The proportion of JIA patients with a suboptimal HRQoL was investigated in other studies [9, 25, 49] which used a similar PedsQL cut-off to our work (< 78.6 versus < 79.3) to differentiate between optimal and suboptimal HRQOL. Lundberg et al. [49] and Haverman et al. [9] observed a suboptimal HRQoL in nearly half of their patients with JIA after a median of 2–5 and 3.6 years of disease duration, respectively. In ICON, the outcome was more favorable. Only a quarter of the patients with JIA had a suboptimal HRQoL after 3 years of rheumatologic care. We identified pain and the parent’s global assessment at enrollment as predictors of a suboptimal HRQoL status at FU. This is similar to the findings of others [4, 21, 50]. We further found that the burden caused by the disease on the child’s family is another important predictor of a suboptimal quality of life. This is in accordance with other findings [24, 51] that described an association between HRQoL and the child’s perception of social support and parental distress.

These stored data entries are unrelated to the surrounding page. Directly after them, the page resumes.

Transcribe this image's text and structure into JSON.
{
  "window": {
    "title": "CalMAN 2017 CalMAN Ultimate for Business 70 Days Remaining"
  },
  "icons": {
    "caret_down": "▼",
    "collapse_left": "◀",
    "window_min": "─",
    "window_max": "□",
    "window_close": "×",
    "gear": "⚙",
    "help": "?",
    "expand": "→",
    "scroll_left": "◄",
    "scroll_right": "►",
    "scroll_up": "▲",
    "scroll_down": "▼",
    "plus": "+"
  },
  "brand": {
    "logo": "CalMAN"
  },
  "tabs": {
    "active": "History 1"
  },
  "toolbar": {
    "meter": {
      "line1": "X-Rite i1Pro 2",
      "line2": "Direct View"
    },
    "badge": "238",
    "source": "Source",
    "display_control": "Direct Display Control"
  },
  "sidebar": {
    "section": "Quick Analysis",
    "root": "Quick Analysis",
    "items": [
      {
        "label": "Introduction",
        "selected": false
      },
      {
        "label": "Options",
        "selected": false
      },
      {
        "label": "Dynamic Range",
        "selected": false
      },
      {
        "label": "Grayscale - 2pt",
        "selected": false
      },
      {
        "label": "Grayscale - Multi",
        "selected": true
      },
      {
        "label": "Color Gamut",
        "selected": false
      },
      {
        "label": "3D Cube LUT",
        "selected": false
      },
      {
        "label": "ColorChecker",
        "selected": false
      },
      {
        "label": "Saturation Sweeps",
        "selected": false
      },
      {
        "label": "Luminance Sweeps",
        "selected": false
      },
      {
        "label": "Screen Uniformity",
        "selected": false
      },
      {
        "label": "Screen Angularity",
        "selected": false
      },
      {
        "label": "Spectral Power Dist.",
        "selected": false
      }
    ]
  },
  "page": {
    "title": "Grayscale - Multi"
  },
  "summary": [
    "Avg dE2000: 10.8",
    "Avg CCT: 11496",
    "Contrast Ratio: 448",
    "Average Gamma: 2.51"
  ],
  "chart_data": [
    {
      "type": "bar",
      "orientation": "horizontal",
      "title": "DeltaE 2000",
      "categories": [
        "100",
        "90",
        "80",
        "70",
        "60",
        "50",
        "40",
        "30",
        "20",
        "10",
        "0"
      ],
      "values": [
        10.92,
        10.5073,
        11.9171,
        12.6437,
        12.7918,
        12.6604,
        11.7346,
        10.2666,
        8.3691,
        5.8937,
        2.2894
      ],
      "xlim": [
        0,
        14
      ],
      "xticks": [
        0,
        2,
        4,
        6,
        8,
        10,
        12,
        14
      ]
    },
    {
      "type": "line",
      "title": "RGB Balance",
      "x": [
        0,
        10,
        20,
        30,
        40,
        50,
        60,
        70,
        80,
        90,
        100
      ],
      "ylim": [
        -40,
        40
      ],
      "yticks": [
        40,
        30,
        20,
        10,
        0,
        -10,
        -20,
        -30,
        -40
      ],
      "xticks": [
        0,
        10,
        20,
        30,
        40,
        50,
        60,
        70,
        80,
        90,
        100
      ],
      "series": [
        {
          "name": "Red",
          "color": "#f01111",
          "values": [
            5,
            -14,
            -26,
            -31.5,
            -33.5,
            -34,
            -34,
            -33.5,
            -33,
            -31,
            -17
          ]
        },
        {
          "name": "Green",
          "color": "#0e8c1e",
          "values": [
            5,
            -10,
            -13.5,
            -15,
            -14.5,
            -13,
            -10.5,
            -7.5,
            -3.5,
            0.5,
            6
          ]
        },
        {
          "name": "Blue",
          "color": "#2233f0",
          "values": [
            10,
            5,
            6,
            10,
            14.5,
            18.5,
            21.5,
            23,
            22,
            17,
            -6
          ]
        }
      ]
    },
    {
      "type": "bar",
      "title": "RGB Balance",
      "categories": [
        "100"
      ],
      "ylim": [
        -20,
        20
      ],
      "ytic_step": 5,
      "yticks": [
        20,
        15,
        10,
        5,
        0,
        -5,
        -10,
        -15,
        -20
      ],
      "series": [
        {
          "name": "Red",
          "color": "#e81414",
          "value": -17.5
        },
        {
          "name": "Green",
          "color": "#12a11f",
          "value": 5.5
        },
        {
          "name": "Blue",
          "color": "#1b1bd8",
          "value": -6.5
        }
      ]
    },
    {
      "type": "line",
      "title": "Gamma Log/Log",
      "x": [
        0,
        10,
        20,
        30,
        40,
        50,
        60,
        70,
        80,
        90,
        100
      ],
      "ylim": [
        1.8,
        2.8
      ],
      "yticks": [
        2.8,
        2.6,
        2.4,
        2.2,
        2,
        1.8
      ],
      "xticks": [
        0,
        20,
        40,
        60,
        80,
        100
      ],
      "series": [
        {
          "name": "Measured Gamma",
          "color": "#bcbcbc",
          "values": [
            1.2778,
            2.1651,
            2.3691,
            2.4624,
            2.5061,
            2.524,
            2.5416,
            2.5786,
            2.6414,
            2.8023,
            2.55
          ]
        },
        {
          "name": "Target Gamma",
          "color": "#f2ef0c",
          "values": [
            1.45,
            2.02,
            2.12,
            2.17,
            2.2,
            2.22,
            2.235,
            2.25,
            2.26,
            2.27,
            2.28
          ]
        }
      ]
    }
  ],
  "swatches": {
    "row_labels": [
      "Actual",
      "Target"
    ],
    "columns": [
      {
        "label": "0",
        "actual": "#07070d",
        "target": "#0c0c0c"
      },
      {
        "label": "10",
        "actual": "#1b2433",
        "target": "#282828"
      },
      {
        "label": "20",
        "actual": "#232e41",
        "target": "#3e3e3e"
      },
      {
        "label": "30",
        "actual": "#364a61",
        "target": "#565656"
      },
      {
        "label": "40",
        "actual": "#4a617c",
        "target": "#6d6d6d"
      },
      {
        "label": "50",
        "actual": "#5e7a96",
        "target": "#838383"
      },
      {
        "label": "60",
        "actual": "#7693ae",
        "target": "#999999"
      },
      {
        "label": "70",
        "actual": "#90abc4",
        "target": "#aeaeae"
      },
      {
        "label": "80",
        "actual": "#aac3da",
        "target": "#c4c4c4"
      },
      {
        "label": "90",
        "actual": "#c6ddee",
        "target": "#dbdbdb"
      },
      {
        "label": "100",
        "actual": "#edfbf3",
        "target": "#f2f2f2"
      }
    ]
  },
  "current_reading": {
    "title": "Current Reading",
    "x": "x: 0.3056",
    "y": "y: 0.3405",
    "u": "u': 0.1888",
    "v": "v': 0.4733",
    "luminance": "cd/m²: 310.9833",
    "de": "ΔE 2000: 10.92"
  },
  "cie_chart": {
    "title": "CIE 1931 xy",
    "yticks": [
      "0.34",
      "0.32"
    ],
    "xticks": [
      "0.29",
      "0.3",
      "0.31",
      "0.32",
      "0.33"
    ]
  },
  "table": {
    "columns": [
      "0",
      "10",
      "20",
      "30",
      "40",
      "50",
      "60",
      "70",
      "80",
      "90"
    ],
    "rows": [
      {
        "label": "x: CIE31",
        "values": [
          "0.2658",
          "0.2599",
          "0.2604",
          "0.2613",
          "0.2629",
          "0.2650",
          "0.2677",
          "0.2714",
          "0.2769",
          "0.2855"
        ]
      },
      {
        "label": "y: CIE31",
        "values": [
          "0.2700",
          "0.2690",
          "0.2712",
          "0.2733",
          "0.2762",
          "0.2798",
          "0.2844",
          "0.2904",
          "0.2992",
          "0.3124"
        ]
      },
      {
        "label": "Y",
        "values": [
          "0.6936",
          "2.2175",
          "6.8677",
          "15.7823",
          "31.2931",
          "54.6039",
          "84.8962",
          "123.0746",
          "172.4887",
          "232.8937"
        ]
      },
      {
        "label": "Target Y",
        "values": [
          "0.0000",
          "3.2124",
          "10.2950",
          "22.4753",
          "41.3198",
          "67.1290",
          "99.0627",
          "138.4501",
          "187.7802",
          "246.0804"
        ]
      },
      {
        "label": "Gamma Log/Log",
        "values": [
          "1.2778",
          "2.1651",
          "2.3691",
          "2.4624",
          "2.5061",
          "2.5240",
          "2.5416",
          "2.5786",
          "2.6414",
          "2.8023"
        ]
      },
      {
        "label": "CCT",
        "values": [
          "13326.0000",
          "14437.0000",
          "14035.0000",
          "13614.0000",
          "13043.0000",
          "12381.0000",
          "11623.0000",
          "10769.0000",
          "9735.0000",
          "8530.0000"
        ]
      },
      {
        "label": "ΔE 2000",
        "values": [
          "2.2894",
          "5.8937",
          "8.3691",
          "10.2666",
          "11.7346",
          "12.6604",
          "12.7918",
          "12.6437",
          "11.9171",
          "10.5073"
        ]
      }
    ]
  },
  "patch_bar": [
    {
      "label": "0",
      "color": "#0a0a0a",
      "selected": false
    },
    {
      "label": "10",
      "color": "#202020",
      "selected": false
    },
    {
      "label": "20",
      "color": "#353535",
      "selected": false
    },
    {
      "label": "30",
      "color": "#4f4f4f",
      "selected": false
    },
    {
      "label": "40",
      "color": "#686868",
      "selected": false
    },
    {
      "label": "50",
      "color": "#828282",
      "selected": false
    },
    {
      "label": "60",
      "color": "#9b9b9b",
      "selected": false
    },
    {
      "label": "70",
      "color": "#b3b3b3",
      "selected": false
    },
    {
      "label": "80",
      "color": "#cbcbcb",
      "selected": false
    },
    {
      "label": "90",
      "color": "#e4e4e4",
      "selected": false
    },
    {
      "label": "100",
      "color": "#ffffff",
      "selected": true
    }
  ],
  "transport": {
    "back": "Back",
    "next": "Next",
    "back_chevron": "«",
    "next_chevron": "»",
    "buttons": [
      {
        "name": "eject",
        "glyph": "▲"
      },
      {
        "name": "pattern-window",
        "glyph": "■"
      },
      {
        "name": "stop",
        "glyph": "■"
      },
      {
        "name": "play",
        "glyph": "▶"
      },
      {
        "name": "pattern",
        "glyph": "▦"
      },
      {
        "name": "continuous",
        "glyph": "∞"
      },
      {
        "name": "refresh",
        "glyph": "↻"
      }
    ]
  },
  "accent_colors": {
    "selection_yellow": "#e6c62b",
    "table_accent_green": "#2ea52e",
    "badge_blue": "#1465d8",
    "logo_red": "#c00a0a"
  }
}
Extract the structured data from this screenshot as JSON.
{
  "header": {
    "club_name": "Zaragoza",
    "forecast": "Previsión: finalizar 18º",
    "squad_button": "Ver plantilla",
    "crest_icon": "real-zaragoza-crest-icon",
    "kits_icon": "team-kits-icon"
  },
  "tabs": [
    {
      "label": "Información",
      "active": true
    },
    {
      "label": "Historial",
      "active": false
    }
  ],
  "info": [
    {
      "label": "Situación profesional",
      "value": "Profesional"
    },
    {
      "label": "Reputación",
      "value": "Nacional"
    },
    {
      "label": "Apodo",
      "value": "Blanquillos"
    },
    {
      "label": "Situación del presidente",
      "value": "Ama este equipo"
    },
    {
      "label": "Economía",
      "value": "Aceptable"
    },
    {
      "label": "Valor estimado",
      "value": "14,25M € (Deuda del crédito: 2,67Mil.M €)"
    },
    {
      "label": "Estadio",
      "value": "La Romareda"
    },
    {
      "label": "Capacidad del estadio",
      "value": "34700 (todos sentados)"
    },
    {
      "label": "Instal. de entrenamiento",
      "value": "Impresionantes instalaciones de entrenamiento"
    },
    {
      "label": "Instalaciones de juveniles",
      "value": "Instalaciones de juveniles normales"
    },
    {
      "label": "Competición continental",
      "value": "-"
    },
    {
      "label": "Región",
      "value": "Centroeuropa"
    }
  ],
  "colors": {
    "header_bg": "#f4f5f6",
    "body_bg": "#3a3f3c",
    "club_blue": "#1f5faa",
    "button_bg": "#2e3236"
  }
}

The strength of this study is the large sample size that accounts for differences in sociodemographic parameters such as age, sex, and social status between JIA patients and healthy peers. Only proxy-reported HRQoL was used to make conclusions for the whole cohort over the entire age range, rather than only in older patients and peers by self-reported HRQoL. It should be considered that proxy-reported HRQoL estimates may be biased compared with self-reports. However, the agreement between data reported by children and their parents is often high, especially in the case of sick children [47, 52]. In cases of discordance, the parents of sick patients described on average a lower HRQoL than the children themselves [43], resulting in an underestimation in HRQoL. There is another limitation that should not go unmentioned. We did not investigate the impact of individual treatment modalities on quality of life outcomes, as the ICON is an observational cohort study and treatment decisions prior to or after enrollment were confounded by their clinical indication.

Conclusion

With current treatment strategies, it is possible to achieve a favorable quality of life in most patients with JIA. After 3 years of pediatric rheumatology care, JIA patients have almost the same quality of life as healthy peers. This is a crucial finding for the counseling of patients and their parents. Among characteristics assessed at enrollment, family burden, pain, and functional impairment were more important than disease activity as predictors of a suboptimal quality of life over the course of this study. It is therefore important to look for these risk factors in clinical practice to be able to set the course at an early stage of the disease with targeted support measures.